No baggies (I have been using snack sacks from Snacktaxi for yrs but you can get reusable baggies at a lot of stores now. I recently got each child a Lunchbot as well and love them. For food storage I use pyrex, mason jars, and anything else I have on hand. You can buy a lot of those at garage sales, too).
Turned air up 1, heat down 1.
Close curtains on hottest side of house in summer.
No oven when it's too hot (or, if we do, cook early morning). We still use the stovetop.

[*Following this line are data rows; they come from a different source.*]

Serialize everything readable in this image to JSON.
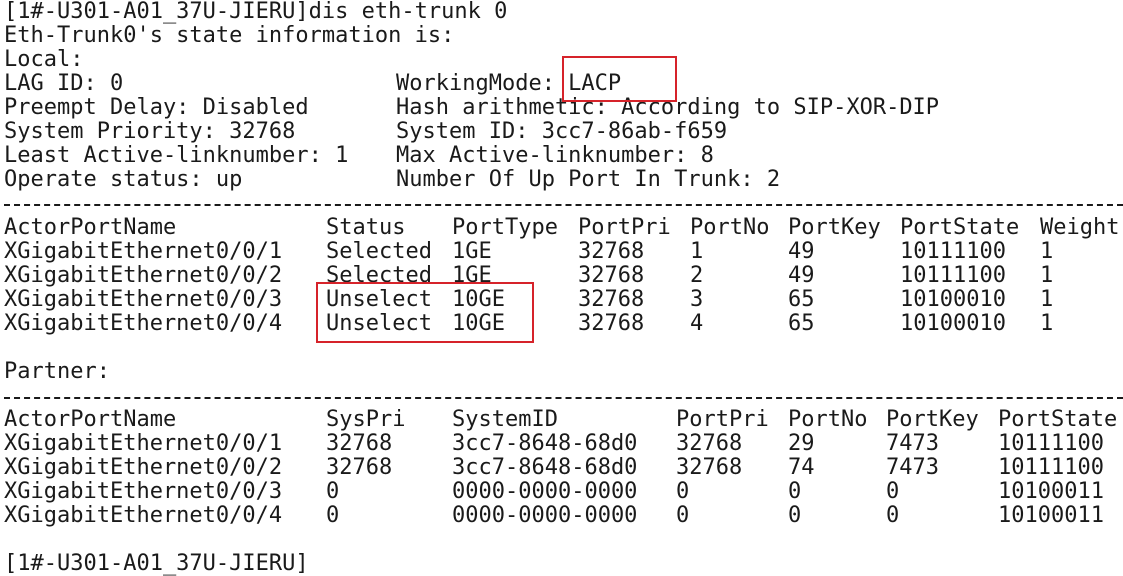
{
  "terminal": {
    "prompt_line": "[1#-U301-A01_37U-JIERU]dis eth-trunk 0",
    "state_header": "Eth-Trunk0's state information is:",
    "local_label": "Local:",
    "local_info": [
      {
        "left": "LAG ID: 0",
        "right": "WorkingMode: LACP"
      },
      {
        "left": "Preempt Delay: Disabled",
        "right": "Hash arithmetic: According to SIP-XOR-DIP"
      },
      {
        "left": "System Priority: 32768",
        "right": "System ID: 3cc7-86ab-f659"
      },
      {
        "left": "Least Active-linknumber: 1",
        "right": "Max Active-linknumber: 8"
      },
      {
        "left": "Operate status: up",
        "right": "Number Of Up Port In Trunk: 2"
      }
    ],
    "actor_table": {
      "headers": [
        "ActorPortName",
        "Status",
        "PortType",
        "PortPri",
        "PortNo",
        "PortKey",
        "PortState",
        "Weight"
      ],
      "rows": [
        [
          "XGigabitEthernet0/0/1",
          "Selected",
          "1GE",
          "32768",
          "1",
          "49",
          "10111100",
          "1"
        ],
        [
          "XGigabitEthernet0/0/2",
          "Selected",
          "1GE",
          "32768",
          "2",
          "49",
          "10111100",
          "1"
        ],
        [
          "XGigabitEthernet0/0/3",
          "Unselect",
          "10GE",
          "32768",
          "3",
          "65",
          "10100010",
          "1"
        ],
        [
          "XGigabitEthernet0/0/4",
          "Unselect",
          "10GE",
          "32768",
          "4",
          "65",
          "10100010",
          "1"
        ]
      ]
    },
    "partner_label": "Partner:",
    "partner_table": {
      "headers": [
        "ActorPortName",
        "SysPri",
        "SystemID",
        "PortPri",
        "PortNo",
        "PortKey",
        "PortState"
      ],
      "rows": [
        [
          "XGigabitEthernet0/0/1",
          "32768",
          "3cc7-8648-68d0",
          "32768",
          "29",
          "7473",
          "10111100"
        ],
        [
          "XGigabitEthernet0/0/2",
          "32768",
          "3cc7-8648-68d0",
          "32768",
          "74",
          "7473",
          "10111100"
        ],
        [
          "XGigabitEthernet0/0/3",
          "0",
          "0000-0000-0000",
          "0",
          "0",
          "0",
          "10100011"
        ],
        [
          "XGigabitEthernet0/0/4",
          "0",
          "0000-0000-0000",
          "0",
          "0",
          "0",
          "10100011"
        ]
      ]
    },
    "final_prompt": "[1#-U301-A01_37U-JIERU]"
  },
  "colors": {
    "text": "#1a1a1a",
    "background": "#ffffff",
    "highlight_box": "#d6232a"
  }
}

Buy kids' clothes in advance when they go 75% off (Target often has 75% off racks, and I shop Children's Plc when they have $1-$2 clearance sales and combine it w/ a coupon they've emailed me or look it up on retailmenot.com--you don't have to print out the coupon at TCP; just show them the code on your phone).
Stock up on gifts for kids' friends' bday parties at Target toy clearance.
Went down a tier on tv and saved $15/month w/ negligible channel loss.
Always turn off lights.
Make own smoothies.
Add 1 tsp italian herbs and 1 tsp garlic powder to plain tomato sauce instead of buying pre-seasoned jarred sauces.
Shop in bulk at Costco/Sam's/
Amazon subscribe & save.
We used cloth diapers (Motherease one-size) & cloth baby wipes.
I breastfed exclusively.
Reuse bath towels a few times before washing.
No more straws except reusable ones for littlest DS.
Divacup
Reusable/washable mop pad
Make own rice milk (we don't drink dairy).
Buy bulk popcorn kernels and use a $15 air popper instead of microwave bags.
Homemade gifts for certain people i.e. older family members and teachers (soaps/candles, baked goods, scrap books)
I'm going to try making my own soap. I found an organic base for $5-something that makes up to 20 bars of soap (you can add essential oils).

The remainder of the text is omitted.